Asian Journal of Surgery (Oct 2013)
Retroperitoneal laparoscopic debridement and drainage of infected retroperitoneal necrosis in severe acute pancreatitis
Abstract
Objective: To explore the effect of retroperitoneal laparoscopic debridement and drainage on infected necrosis in severe acute pancreatitis. Materials and methods: This retrospective study included 18 patients with severe acute pancreatitis (SAP) undergoing retroperitoneal laparoscopic debridement and drainage from May 2006 to April 2012 in our hospital. All patients had infected retroperitoneal necrosis and single or multiple peritoneal abscesses. Eleven patients transferred to our hospital were treated with the retroperitoneal laparoscopic debridement and drainage within 24–72 hours after admission. Conservative treatments were given to eight patients. Retroperitoneal laparoscopic debridement and drainage were applied 3–11 days after admission. Results: All patients had infection of necrotic pancreas or peripancreatic tissues.
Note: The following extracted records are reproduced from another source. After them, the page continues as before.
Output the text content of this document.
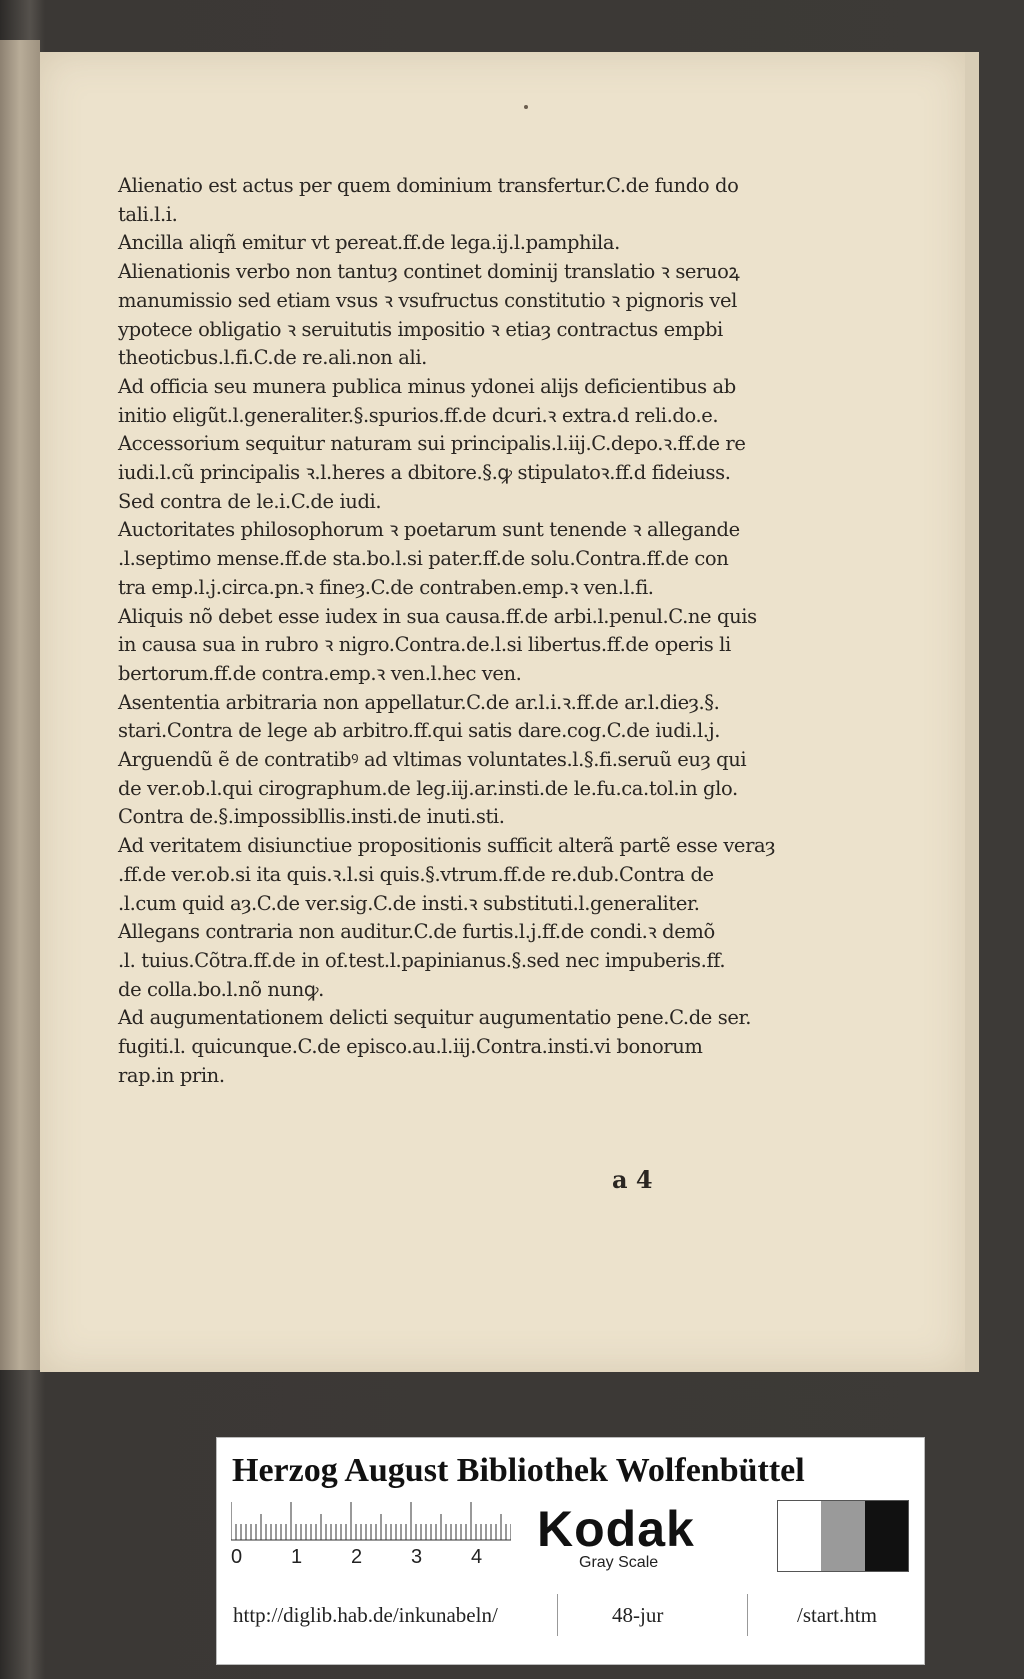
Alienatio est actus per quem dominium transfertur.C.de fundo do
tali.l.i.
Ancilla aliqñ emitur vt pereat.ff.de lega.ij.l.pamphila.
Alienationis verbo non tantuȝ continet dominij translatio ꝛ seruoꝝ
manumissio sed etiam vsus ꝛ vsufructus constitutio ꝛ pignoris vel
ypotece obligatio ꝛ seruitutis impositio ꝛ etiaȝ contractus empbi
theoticbus.l.fi.C.de re.ali.non ali.
Ad officia seu munera publica minus ydonei alijs deficientibus ab
initio eligũt.l.generaliter.§.spurios.ff.de dcuri.ꝛ extra.d reli.do.e.
Accessorium sequitur naturam sui principalis.l.iij.C.depo.ꝛ.ff.de re
iudi.l.cũ principalis ꝛ.l.heres a dbitore.§.ꝙ stipulatoꝛ.ff.d fideiuss.
Sed contra de le.i.C.de iudi.
Auctoritates philosophorum ꝛ poetarum sunt tenende ꝛ allegande
.l.septimo mense.ff.de sta.bo.l.si pater.ff.de solu.Contra.ff.de con
tra emp.l.j.circa.pn.ꝛ fineȝ.C.de contraben.emp.ꝛ ven.l.fi.
Aliquis nõ debet esse iudex in sua causa.ff.de arbi.l.penul.C.ne quis
in causa sua in rubro ꝛ nigro.Contra.de.l.si libertus.ff.de operis li
bertorum.ff.de contra.emp.ꝛ ven.l.hec ven.
Asententia arbitraria non appellatur.C.de ar.l.i.ꝛ.ff.de ar.l.dieȝ.§.
stari.Contra de lege ab arbitro.ff.qui satis dare.cog.C.de iudi.l.j.
Arguendũ ẽ de contratibꝰ ad vltimas voluntates.l.§.fi.seruũ euȝ qui
de ver.ob.l.qui cirographum.de leg.iij.ar.insti.de le.fu.ca.tol.in glo.
Contra de.§.impossibllis.insti.de inuti.sti.
Ad veritatem disiunctiue propositionis sufficit alterã partẽ esse veraȝ
.ff.de ver.ob.si ita quis.ꝛ.l.si quis.§.vtrum.ff.de re.dub.Contra de
.l.cum quid aȝ.C.de ver.sig.C.de insti.ꝛ substituti.l.generaliter.
Allegans contraria non auditur.C.de furtis.l.j.ff.de condi.ꝛ demõ
.l. tuius.Cõtra.ff.de in of.test.l.papinianus.§.sed nec impuberis.ff.
de colla.bo.l.nõ nunꝙ.
Ad augumentationem delicti sequitur augumentatio pene.C.de ser.
fugiti.l. quicunque.C.de episco.au.l.iij.Contra.insti.vi bonorum
rap.in prin.
a 4
Herzog August Bibliothek Wolfenbüttel
0 1 2 3 4 Kodak
Gray Scale
http://diglib.hab.de/inkunabeln/	48-jur	/start.htm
Twelve patients had organ failure. Three patients underwent secondary surgery. Laparotomy with debridement and drainage were applied to one patient who had a huge lesser sac abscess 7 days after first surgery. The other two patients were given secondary retroperitoneal laparoscopic debridement and drainage. One case was complicated by retroperitoneal hemorrhage, four cases had pancreatic leakage, and no intestinal fistula was found. The patients' heart rate, respiration, temperature, and white blood cell count were significantly improved 48 hours after surgery compared with those prior to surgery (p<0.05). The average length of stay in hospitals was 40.8 days (range, 6–121 days), and the drainage tube indwelling time was 44.4 days (range, 2–182 days). Conclusion: Retroperitoneal laparoscopic debridement and drainage is an SAP surgical treatment with a minimally invasive procedure and a good effect, and can be applied for infected retroperitoneal necrosis in early SAP.